パコ・デ・ルシアを観た二度目は多分10年後の1998年、キトでした。その年の地震で津波災害にあったエクアドル太平洋沿岸部を支援するため急遽で南米ツアー中にエクアドル公演をチャリティとして追加開催したのです。座席はステージに向かって右側の端に近かったですが前から5列目でパコの表情も見える位置でした。彼一人がギターを携えてステージ中央に置かれた椅子に座って軽く弦のチューニングをしてる間も約3000人くらいの観客は咳払いひとつせずにシーンっとしてました。客席に誰も居ないような静けさの中でパコが演奏を静かに始め、起承転結で演奏を終えると割れんばかりの拍手と喝采が鳴り響きました。目の錯覚でしょうが、彼が出てきて一曲目の演奏が終わるまで後光が見えてました。誰もが認める天才と同じ時間、空間を共有してる興奮は今でもはっきり覚えています。

パコが世界的名声を得たのは、もともと彼のファンだったギタリストのアル・ディ・メオラから呼ばれてジョン・マックラフリンとスーパー・ギター・トリオとして米国デビューしたことがきっかけだそうです。アルバム「Friday Night in San Francisco」 (1981年)で鮮烈なデビューをしています。特に、”地中海の舞踏 (Mediterranean Sundance) / 広い河 (Rio Ancho)(11:33)” 作曲:アル・ディ・メオラ / パコ・デ・ルシアの演奏。左チャンネルがパコ、右がアルで録音されています。凄まじい演奏でパコの気迫もそうですが、観客がなんだ彼奴はって戸惑いと最後にはそれが大喝采になるのが伝わってきます。

https://www.youtube.com/watch?v=bhK_GFNq0N0

残念ながら2014年2月にメキシコで亡くなってしまいます。
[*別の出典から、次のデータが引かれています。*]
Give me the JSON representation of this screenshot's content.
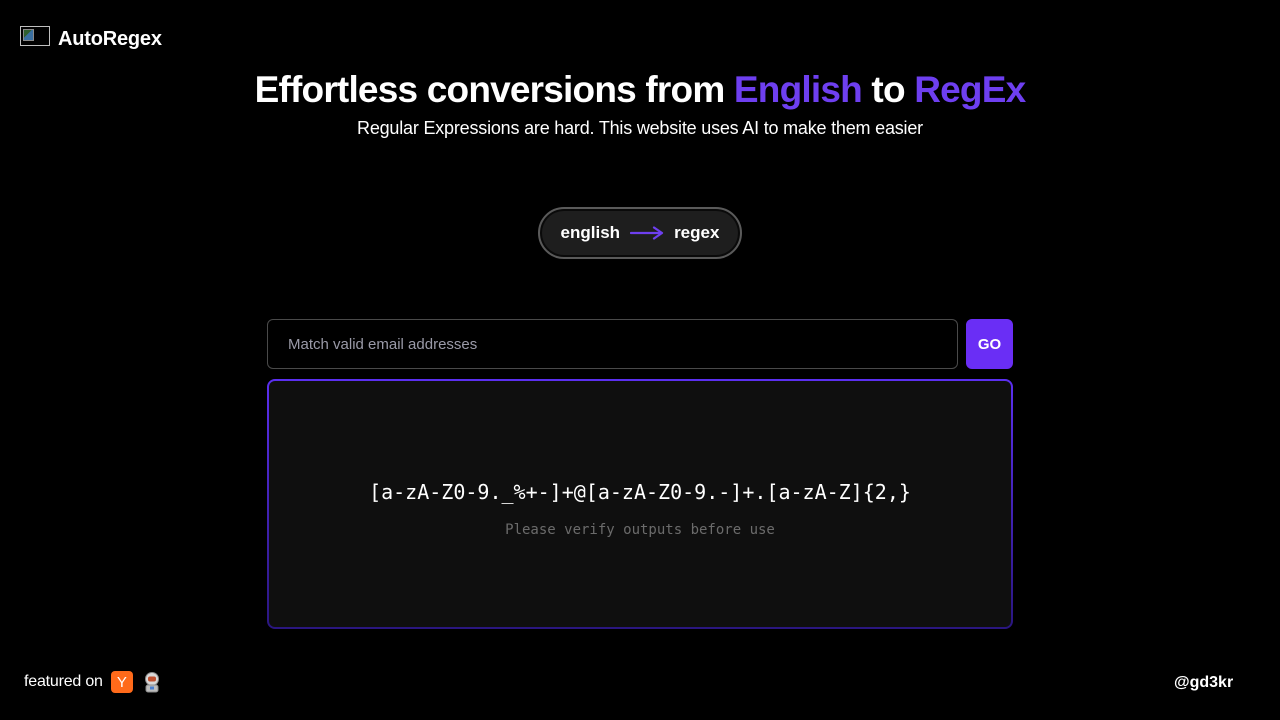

スペインが誇る至宝だったことは皆が認めるところだと思います。今、彼のレベルを継げるのはきっとVicente Amigoだと思います。フラメンコは、歌が命です。そして踊りです。伴奏のギターは若手の仕事でしたが、サビーカスの時代からフラメンコ・ギターだけでもステージで演奏できるスタイルを拓いてきたのです。その後、パコが完全にフラメンコ・ギターを芸術の域まで楽団として押し上げています。ビセンテは、他の音楽とフラメンコの融合を進めていくかもしれません。

最後にパコ・デ・ルシアの名前の由来、彼の名はフランシスコ(Francisco Gustavo Sánchez Gómez)で、スペイン語でその愛称はパコになりますが、子供の頃の近所には同名の子供が沢山いてパコだけではどの子か分からないので母親の名、ルシアの子という意味でパコ・デ(の)・ルシアとなったようです。